Zebrafish embryos were injected with the mutant human gene that causes MJD before different drugs were tested on them to see if they would cause them to “move and swim better”.
“Zebrafish are transparent during development and they can absorb drugs that we add to their water, allowing us to treat large numbers of zebrafish to explore the effects of drugs,” lead researcher Dr Angela Laird said.
Traditional owners on Groote Eylandt got the zebrafish project off the ground, with the Anindilyakwa Land Council donating $1 million for medical research to the MJD Foundation.
Ms Lindop said researchers found positive results they are “close to publishing”.
“If that drugs works it won’t cure the disease,” she said.

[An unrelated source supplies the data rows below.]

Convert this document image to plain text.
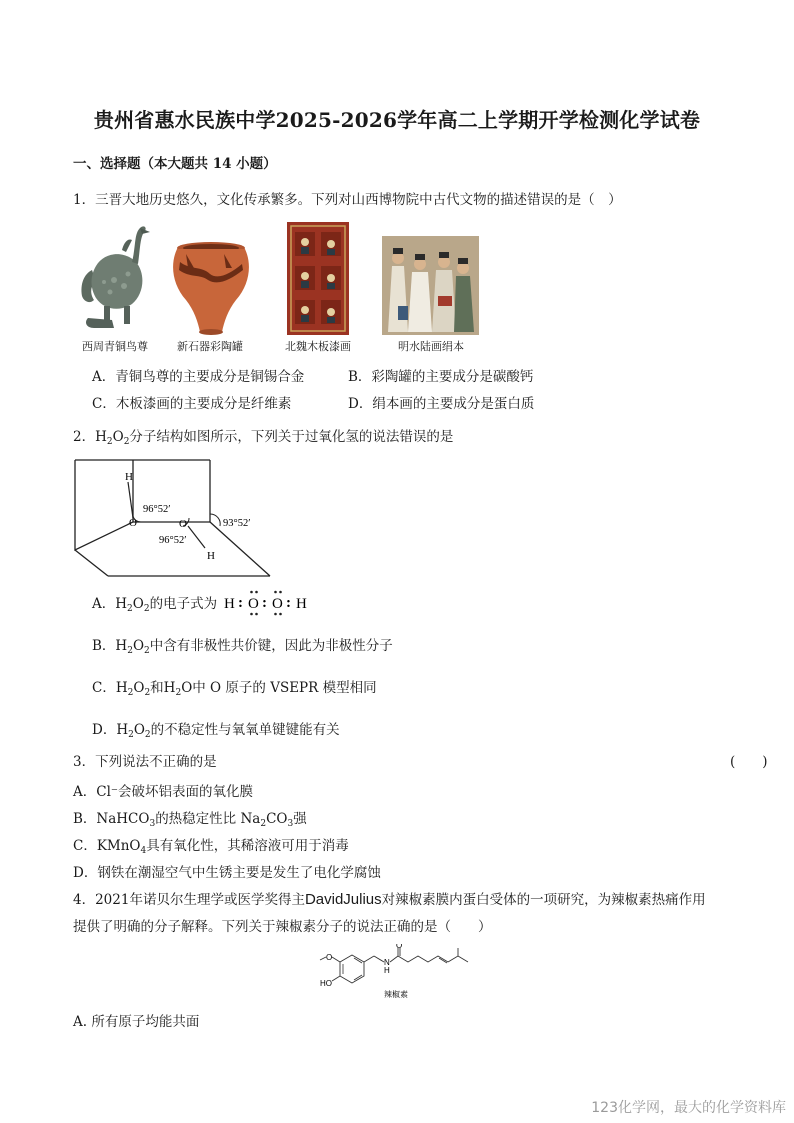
贵州省惠水民族中学2025-2026学年高二上学期开学检测化学试卷
一、选择题（本大题共 14 小题）
1．三晋大地历史悠久，文化传承繁多。下列对山西博物院中古代文物的描述错误的是（　）
西周青铜鸟尊	新石器彩陶罐	北魏木板漆画	明水陆画绢本
A．青铜鸟尊的主要成分是铜锡合金	B．彩陶罐的主要成分是碳酸钙
C．木板漆画的主要成分是纤维素	D．绢本画的主要成分是蛋白质
2．$H_2O_2$分子结构如图所示，下列关于过氧化氢的说法错误的是
H
O	O
H
96°52′
93°52′
96°52′
A．$H_2O_2$的电子式为 H : O : O : H
B．$H_2O_2$中含有非极性共价键，因此为非极性分子
C．$H_2O_2$和$H_2O$中 O 原子的 VSEPR 模型相同
D．$H_2O_2$的不稳定性与氧氧单键键能有关
3．下列说法不正确的是	(　　)
A．Cl⁻会破坏铝表面的氧化膜
B．NaHCO$_3$的热稳定性比 $Na_2CO_3$强
C．KMnO$_4$具有氧化性，其稀溶液可用于消毒
D．钢铁在潮湿空气中生锈主要是发生了电化学腐蚀
4．2021年诺贝尔生理学或医学奖得主DavidJulius对辣椒素膜内蛋白受体的一项研究，为辣椒素热痛作用
提供了明确的分子解释。下列关于辣椒素分子的说法正确的是（　　）
O
N
H
O
HO
辣椒素
A. 所有原子均能共面
123化学网，最大的化学资料库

“Sufferers will still have the genetic fault to pass on but it will slow down the progression of MJD”.” MJD is incurable, but some symptoms of the disease can be treated. Levodopa therapy (used in treating individuals with Parkinson’s disease) can ease parkinsonian features (stiffness and slowness of movments, often accompanied by a tremor) for many years. Antispasmodic drugs, such as baclofen, can help reduce spasticity. Botulinum toxin can treat severe spasticity and some symptoms of dystonia, but it should be used as a last resort due to possible side effects, such as swallowing problems (dysphagia). Speech problems (dysarthria) and dysphagia can be treated with medication and speech therapy. Wearing prism glasses can reduce blurred or double vision, but eye surgery has only short-term benefits due to the progressive degeneration of eye muscles.

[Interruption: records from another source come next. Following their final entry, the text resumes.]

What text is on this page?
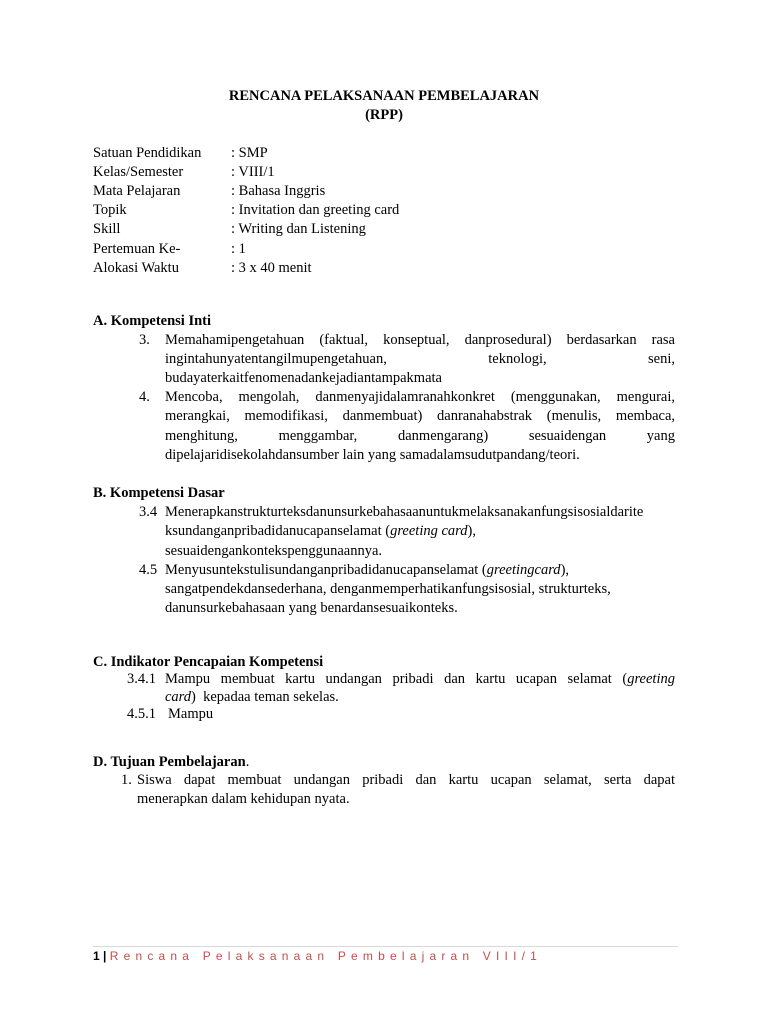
RENCANA PELAKSANAAN PEMBELAJARAN
(RPP)
Satuan Pendidikan : SMP
Kelas/Semester	: VIII/1
Mata Pelajaran	: Bahasa Inggris
Topik	: Invitation dan greeting card
Skill	: Writing dan Listening
Pertemuan Ke-	: 1
Alokasi Waktu	: 3 x 40 menit
A. Kompetensi Inti
3. Memahamipengetahuan (faktual, konseptual, danprosedural) berdasarkan rasa
ingintahunyatentangilmupengetahuan, teknologi, seni,
budayaterkaitfenomenadankejadiantampakmata
4. Mencoba, mengolah, danmenyajidalamranahkonkret (menggunakan, mengurai,
merangkai, memodifikasi, danmembuat) danranahabstrak (menulis, membaca,
menghitung, menggambar, danmengarang) sesuaidengan yang
dipelajaridisekolahdansumber lain yang samadalamsudutpandang/teori.
B. Kompetensi Dasar
3.4 Menerapkanstrukturteksdanunsurkebahasaanuntukmelaksanakanfungsisosialdarite
ksundanganpribadidanucapanselamat (greeting card),
sesuaidengankontekspenggunaannya.
4.5 Menyusuntekstulisundanganpribadidanucapanselamat (greetingcard),
sangatpendekdansederhana, denganmemperhatikanfungsisosial, strukturteks,
danunsurkebahasaan yang benardansesuaikonteks.
C. Indikator Pencapaian Kompetensi
3.4.1 Mampu membuat kartu undangan pribadi dan kartu ucapan selamat (greeting
card)  kepadaa teman sekelas.
4.5.1 Mampu
D. Tujuan Pembelajaran.
1. Siswa dapat membuat undangan pribadi dan kartu ucapan selamat, serta dapat
menerapkan dalam kehidupan nyata.
1 | Rencana Pelaksanaan Pembelajaran VIII/1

Machado-Joseph Disease – DNA Carrier Testing
A definitive diagnosis of MJD can be made only with a genetic test. The genetic test for MJD (SCA3) is highly accurate. The direct detection of the genetic mutation responsible for MJD has been available since 1995. Genetic testing looks at the number of CAG repeats within the coding region of the MJD/ATXN3 gene on chromosome 14. The DNA test will prove positive for MJD if this region contains 61-87 repeats, as opposed to the 12-44 repeats found in healthy individuals. A limitation to this test is that if the number of CAG repeats in an individual being tested falls between the healthy and pathogenic ranges (45-60 repeats), however the test cannot predict whether an individual will have MJD symptoms. Those individuals who are at risk for MJD (i.e. have an affected parent) but do not have any symptoms can undergo presymptomatic testing to determine whether they carry the disease allele (and thus will later develop the disease). Obtaining presymptomatic testing is a highly personal decision that at-risk people should make only after completely considering the potential pros and cons. Many at-risk individuals choose not to undergo the DNA test out of concern for job discrimination and difficulty in obtaining or maintaining insurance, among other reasons. If someone in your family has been diagnosed with Machado-Joseph disease you should consider a DNA carrier test.